Apportionment of damages, one of the most controversial provisions of the proposed patent reform, may already be upon us (some damages experts believe it has been all along).
Recently, Cornell University sued Hewlett-Packard for infringement of a patent directed to a component of a computer processor. The processor, in turn, is inserted into a server. The trial judge repeatedly warned Cornell that he expected “well-documented economic evidence closely tied to the scope of the claimed invention.” Apparently, Cornell could not take a hint. It sought damages based upon the sales of all Hewlett-Packard server and workstation systems in which the patented components were incorporated. The jury obliged, awarding damages of $184 million, based upon $23 billion in sales (for the mathematically challenged, that is a royalty rate of 0.8%).

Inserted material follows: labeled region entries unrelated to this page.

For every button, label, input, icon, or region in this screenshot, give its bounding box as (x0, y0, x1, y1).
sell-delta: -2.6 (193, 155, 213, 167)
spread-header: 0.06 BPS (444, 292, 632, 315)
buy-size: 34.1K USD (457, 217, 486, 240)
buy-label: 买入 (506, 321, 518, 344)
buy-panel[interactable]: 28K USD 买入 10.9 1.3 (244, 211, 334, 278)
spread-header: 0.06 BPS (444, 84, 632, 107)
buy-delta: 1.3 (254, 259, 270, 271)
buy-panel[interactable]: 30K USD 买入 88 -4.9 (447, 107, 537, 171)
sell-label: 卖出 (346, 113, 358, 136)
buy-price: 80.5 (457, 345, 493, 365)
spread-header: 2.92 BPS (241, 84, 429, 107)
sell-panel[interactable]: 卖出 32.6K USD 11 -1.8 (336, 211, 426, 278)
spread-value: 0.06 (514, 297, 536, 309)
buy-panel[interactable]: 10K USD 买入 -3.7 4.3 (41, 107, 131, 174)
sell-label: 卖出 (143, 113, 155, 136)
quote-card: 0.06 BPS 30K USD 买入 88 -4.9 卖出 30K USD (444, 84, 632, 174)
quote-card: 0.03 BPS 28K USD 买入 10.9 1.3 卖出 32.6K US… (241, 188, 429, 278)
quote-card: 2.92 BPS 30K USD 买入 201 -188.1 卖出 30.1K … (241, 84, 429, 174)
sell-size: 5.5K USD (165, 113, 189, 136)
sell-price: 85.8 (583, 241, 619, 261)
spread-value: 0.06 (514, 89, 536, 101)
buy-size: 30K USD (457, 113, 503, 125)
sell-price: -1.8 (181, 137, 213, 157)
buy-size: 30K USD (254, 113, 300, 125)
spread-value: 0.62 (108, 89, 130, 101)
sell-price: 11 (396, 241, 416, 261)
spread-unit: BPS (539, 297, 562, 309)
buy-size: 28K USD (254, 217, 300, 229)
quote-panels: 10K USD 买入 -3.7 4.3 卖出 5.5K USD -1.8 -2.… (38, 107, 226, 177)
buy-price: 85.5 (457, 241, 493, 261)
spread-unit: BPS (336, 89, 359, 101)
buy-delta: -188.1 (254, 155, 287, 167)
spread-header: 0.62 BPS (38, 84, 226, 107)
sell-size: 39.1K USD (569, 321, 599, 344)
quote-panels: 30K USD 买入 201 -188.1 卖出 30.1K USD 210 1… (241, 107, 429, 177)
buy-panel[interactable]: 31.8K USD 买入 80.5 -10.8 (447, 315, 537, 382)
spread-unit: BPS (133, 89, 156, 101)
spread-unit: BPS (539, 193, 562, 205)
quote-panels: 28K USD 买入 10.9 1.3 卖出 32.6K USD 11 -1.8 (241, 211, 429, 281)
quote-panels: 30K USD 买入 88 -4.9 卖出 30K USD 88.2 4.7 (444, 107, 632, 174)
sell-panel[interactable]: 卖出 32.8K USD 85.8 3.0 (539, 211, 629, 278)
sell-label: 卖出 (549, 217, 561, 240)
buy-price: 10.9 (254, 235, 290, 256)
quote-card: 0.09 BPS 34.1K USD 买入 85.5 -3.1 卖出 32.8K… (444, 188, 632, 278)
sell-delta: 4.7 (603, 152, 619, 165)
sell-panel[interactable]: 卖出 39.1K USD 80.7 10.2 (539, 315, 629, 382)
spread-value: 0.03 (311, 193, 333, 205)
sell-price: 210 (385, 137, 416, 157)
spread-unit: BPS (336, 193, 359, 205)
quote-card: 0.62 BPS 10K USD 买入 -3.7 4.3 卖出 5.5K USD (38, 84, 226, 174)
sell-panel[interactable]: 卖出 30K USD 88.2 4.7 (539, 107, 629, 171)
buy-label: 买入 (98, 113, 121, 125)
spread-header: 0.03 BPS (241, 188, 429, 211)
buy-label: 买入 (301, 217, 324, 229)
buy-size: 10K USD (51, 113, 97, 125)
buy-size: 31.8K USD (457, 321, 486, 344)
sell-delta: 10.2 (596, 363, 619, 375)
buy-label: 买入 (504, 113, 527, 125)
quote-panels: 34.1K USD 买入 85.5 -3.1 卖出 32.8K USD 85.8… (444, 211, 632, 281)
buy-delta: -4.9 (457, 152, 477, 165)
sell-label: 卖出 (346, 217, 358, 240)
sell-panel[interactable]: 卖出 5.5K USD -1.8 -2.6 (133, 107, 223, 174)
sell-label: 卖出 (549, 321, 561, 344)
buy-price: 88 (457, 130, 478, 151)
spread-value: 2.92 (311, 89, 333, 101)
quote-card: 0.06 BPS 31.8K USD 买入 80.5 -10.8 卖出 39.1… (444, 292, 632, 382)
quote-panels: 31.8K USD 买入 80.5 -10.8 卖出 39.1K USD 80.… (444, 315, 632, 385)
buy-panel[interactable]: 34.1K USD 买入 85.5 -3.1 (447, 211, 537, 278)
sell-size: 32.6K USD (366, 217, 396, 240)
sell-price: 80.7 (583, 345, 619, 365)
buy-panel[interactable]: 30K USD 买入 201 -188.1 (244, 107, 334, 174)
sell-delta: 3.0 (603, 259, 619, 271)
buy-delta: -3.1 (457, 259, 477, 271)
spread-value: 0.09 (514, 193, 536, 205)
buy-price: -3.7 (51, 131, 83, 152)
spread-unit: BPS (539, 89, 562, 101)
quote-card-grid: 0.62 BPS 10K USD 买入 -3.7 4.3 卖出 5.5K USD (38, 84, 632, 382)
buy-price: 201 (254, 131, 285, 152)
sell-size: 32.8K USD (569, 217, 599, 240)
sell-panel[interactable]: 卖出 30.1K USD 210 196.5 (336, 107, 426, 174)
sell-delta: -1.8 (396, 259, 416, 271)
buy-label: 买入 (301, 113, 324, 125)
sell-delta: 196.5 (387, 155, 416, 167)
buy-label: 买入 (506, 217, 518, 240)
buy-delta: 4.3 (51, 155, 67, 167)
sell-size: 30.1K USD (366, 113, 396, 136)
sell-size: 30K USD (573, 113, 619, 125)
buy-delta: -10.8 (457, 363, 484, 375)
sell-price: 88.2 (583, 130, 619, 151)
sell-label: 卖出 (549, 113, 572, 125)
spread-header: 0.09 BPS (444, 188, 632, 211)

The trial judge, who gets the last word in such matters, then entered a JMOL (judgment as a matter of law), reducing the damages to a measly $53.5 million because Cornell had attempted “to show economic entitlement to damages based on technology beyond the scope of the claimed invention.” While the “entire market value rule” permits damages on technology beyond the scope of the claimed invention, application of the rule requires proof that damages on the unpatented portion of the product are necessary to fully compensate for the infringement. The court found that Cornell failed to provide such proof. Indeed, Cornell failed to offer any evidence of a connection between the patented invention and consumer demand for the servers and workstations (where were all the Cornell marketing majors).
THE LESSONS TO BE LEARNED: (1) Damages for patent infringement are – generally – based on sales of the patented invention, and (2) when the judge speaks, LISTEN.